Once again, I must admit that I have no clear indication of what Ipswich or Portman Road is like.

Despite them binning off Handsome Big Mick McCarthy and immediately getting relegated, I have no real opinion on them Tractor Boys so into mid-table you go, completely none the wiser.

14 - Rotherham United

Almost like a Yorkshire Ipswich, there isn’t anything necessarily wrong with Rotherham. The curiously named New York Stadium is right next to the train station, it’s a relatively easy journey down from the north east, you enjoy a sizeable allocation and there are a handful of decent pubs in the near vicinity.

There’s just something I can’t quite put my finger on... hmmm... oh wait... oh god, I know what it is.

Rotherham was the scene of the beginning of our recent demise. I thought I had scrubbed it from my brain but it’s still there. David Moyes striding across the pitch, beaming grin plastered on his face, the fans chanting his name. Oh god, the horrific pink and purple kit. Oh god, Charles N’Zogbia as captain.

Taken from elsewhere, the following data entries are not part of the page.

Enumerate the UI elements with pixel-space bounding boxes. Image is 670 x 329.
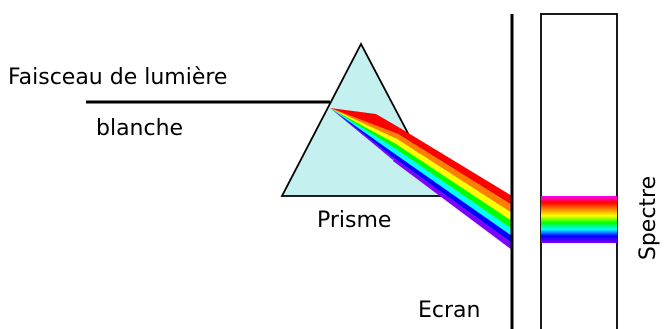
screen-label: Ecran [418, 298, 480, 323]
beam-label-line2: blanche [96, 116, 183, 141]
spectrum-frame [541, 14, 617, 329]
prism-label: Prisme [317, 208, 391, 233]
beam-label-line1: Faisceau de lumière [8, 65, 227, 90]
spectrum-band [541, 196, 617, 243]
spectrum-label: Spectre [636, 176, 661, 260]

Oh god. I’m so sorry Rotherham.

Rotherham United v Sunderland - Pre-Season Friendly Photo by Lynne Cameron/Getty Images

13 - Coventry City

Let’s not kid ourselves, had Coventry City still have been playing at the Ricoh Arena this fixture would have kicked Oxford out of the way and proudly took its place at the bottom of the list. Thankfully, Coventry’s continued demise means the Sky Blues will be plying their trade at Birmingham City’s St Andrews, also known as the hilariously named Trillion Trophy Stadium.

What a reprieve for the supporters of the 23 other League One clubs. No more will we have to roll the dice on how you want to get away from a stadium that might as well have been placed on the moon for all its accessibility. We now get a bonus big city trip (peace out, Walsall) where you can stroll up to a ground surrounded by an abundance of Irish bars in the increasingly cool area of Digbeth.

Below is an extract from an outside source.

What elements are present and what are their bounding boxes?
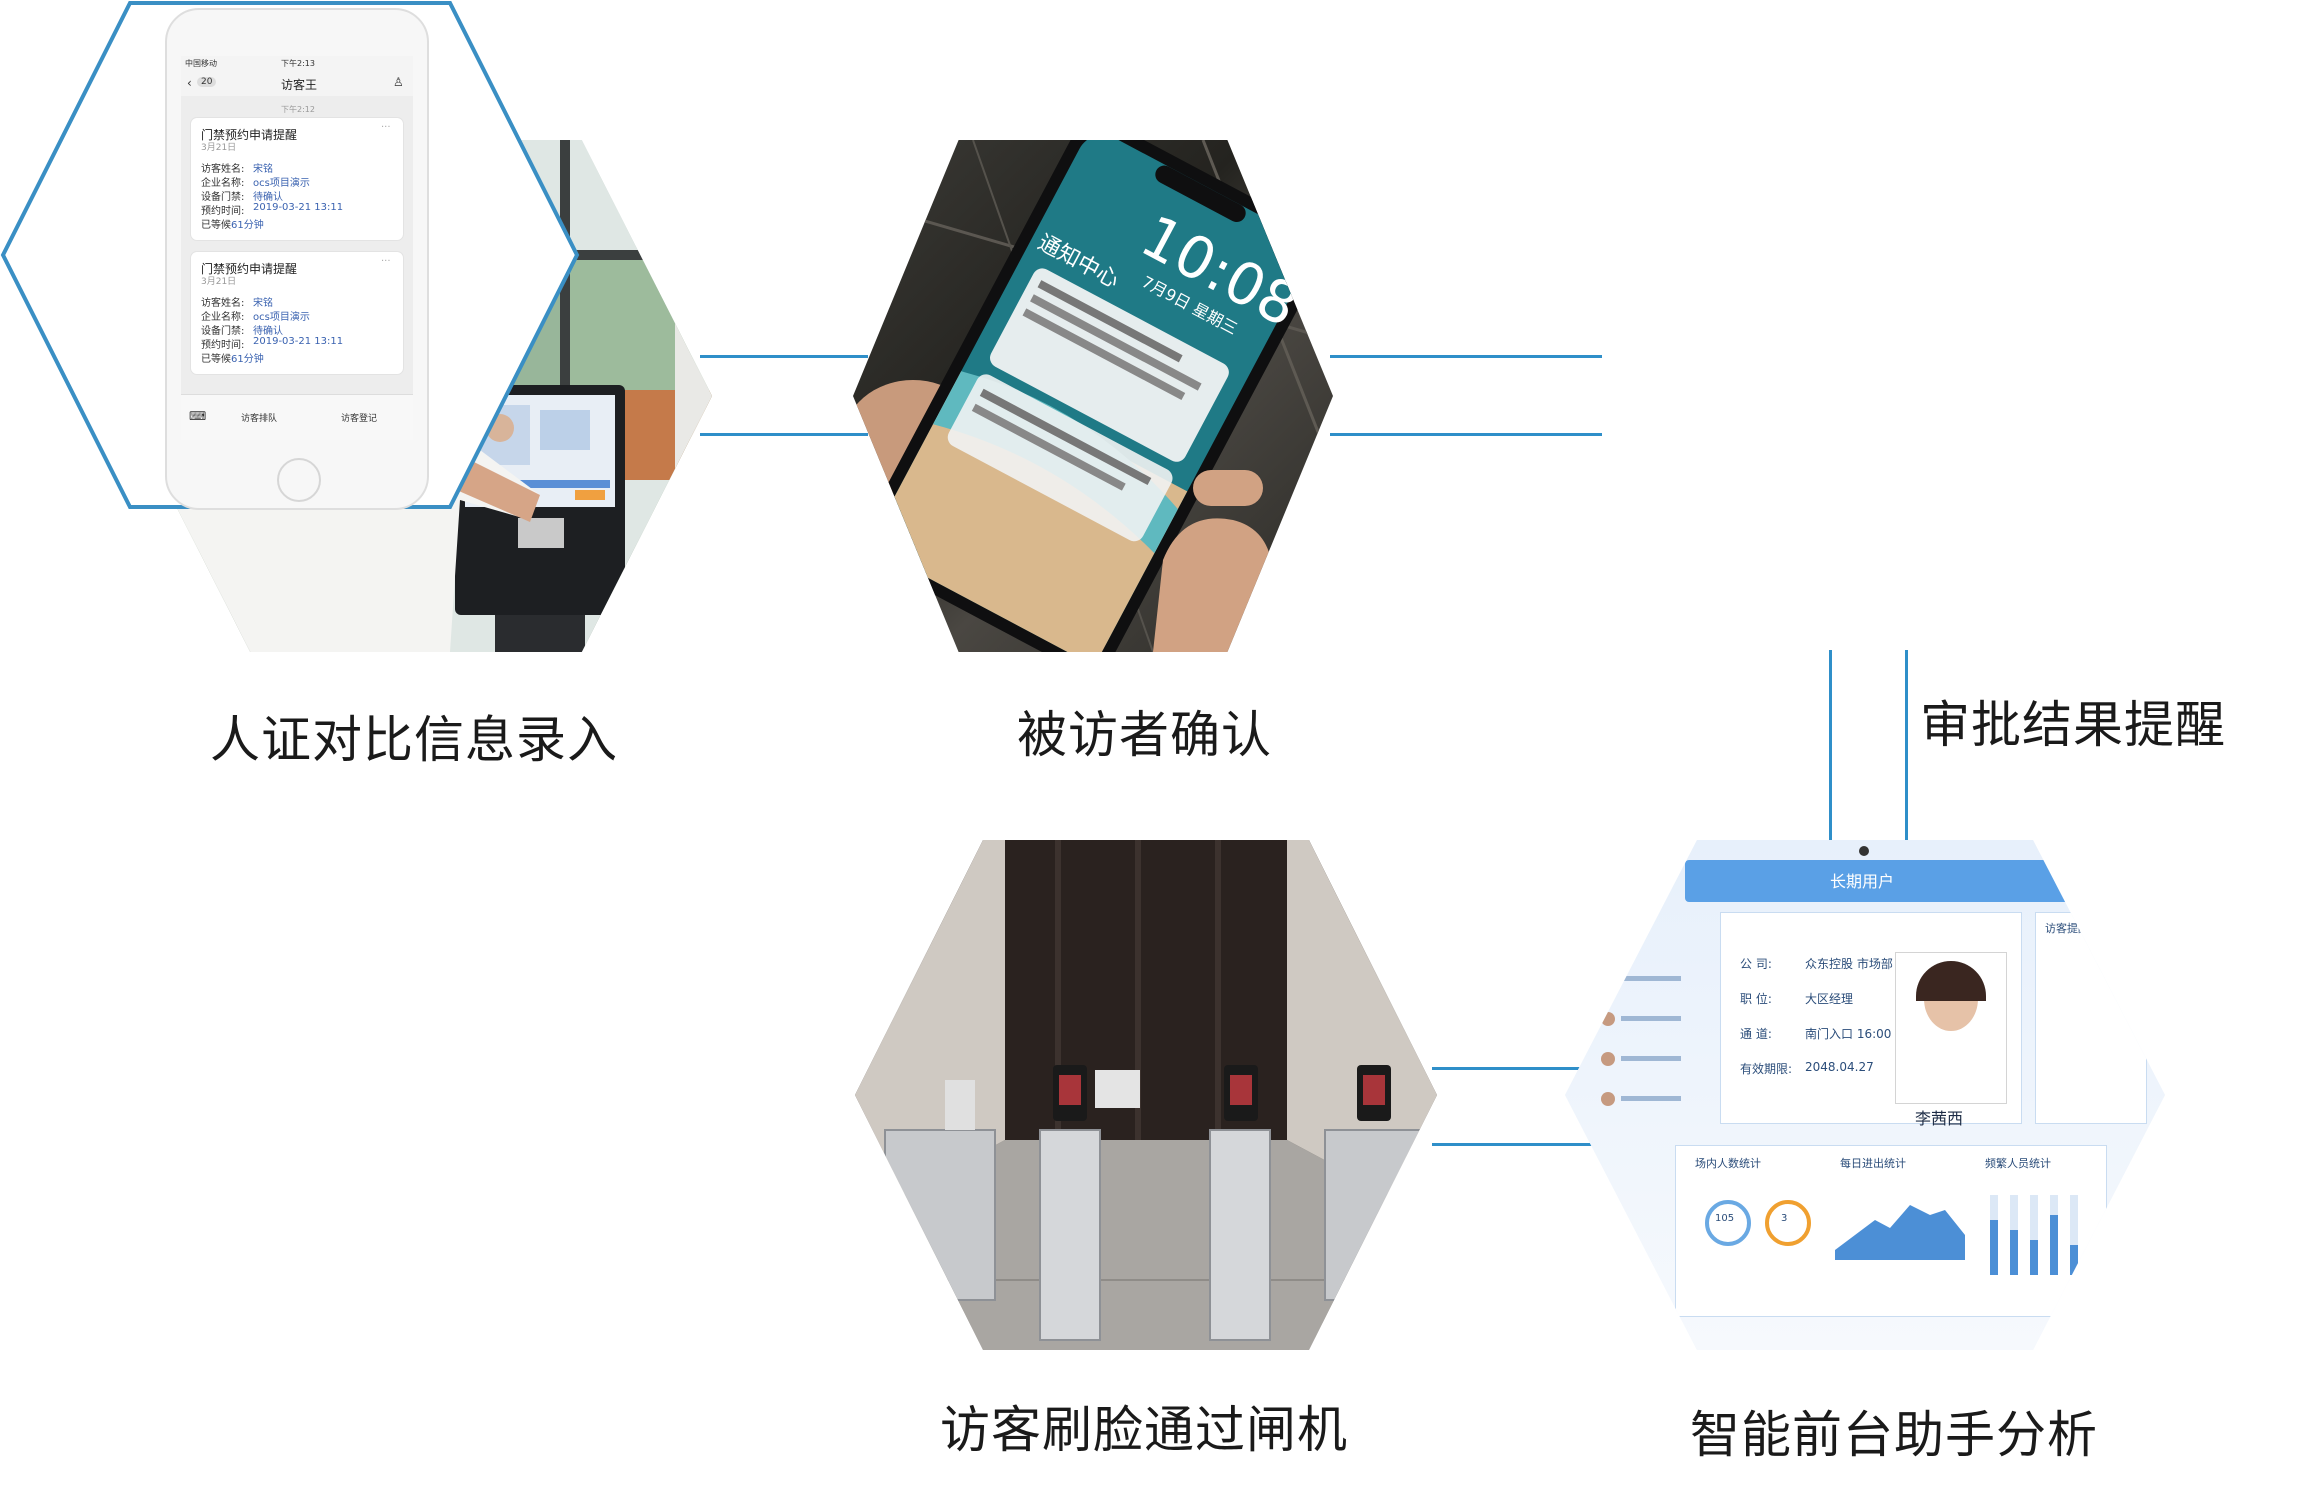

It is, however, a dark day for Yer Da. After telling that statue of Jimmy Hill what he really thought of him last season, he won’t be able to repeat the trick, and with the probable boycott of Coventry fans of home fixtures, he won’t be able to continue this weird rivalry that only fellow da’s care about. Life giveth and life taketh.

Birmingham City v Derby County - Sky Bet Championship Photo by Nathan Stirk/Getty Images

12 - Wycombe Wanderers

High Wycombe provided an unexpected venue for the laying on of thick cut slabs of beef when Sunderland visited in March. However, it was probably the only notable moment from another of southern England’s featureless towns.

Plus points: nice church, delicious craft beer and really, really good chips. Downsides: what an awful long walk back to the station.

11 - Doncaster Rovers

A non-mover from last year’s list as Doncaster proves to be a perfectly fine venue for a League One away fixture. It’s accessible, it’s homely, it’s cheap and while the stadium may be in a car park on an industrial site, this is perfectly fine with me.

Doncaster is perfectly fine and you will have a perfectly fine time in this perfectly fine part of South Yorkshire.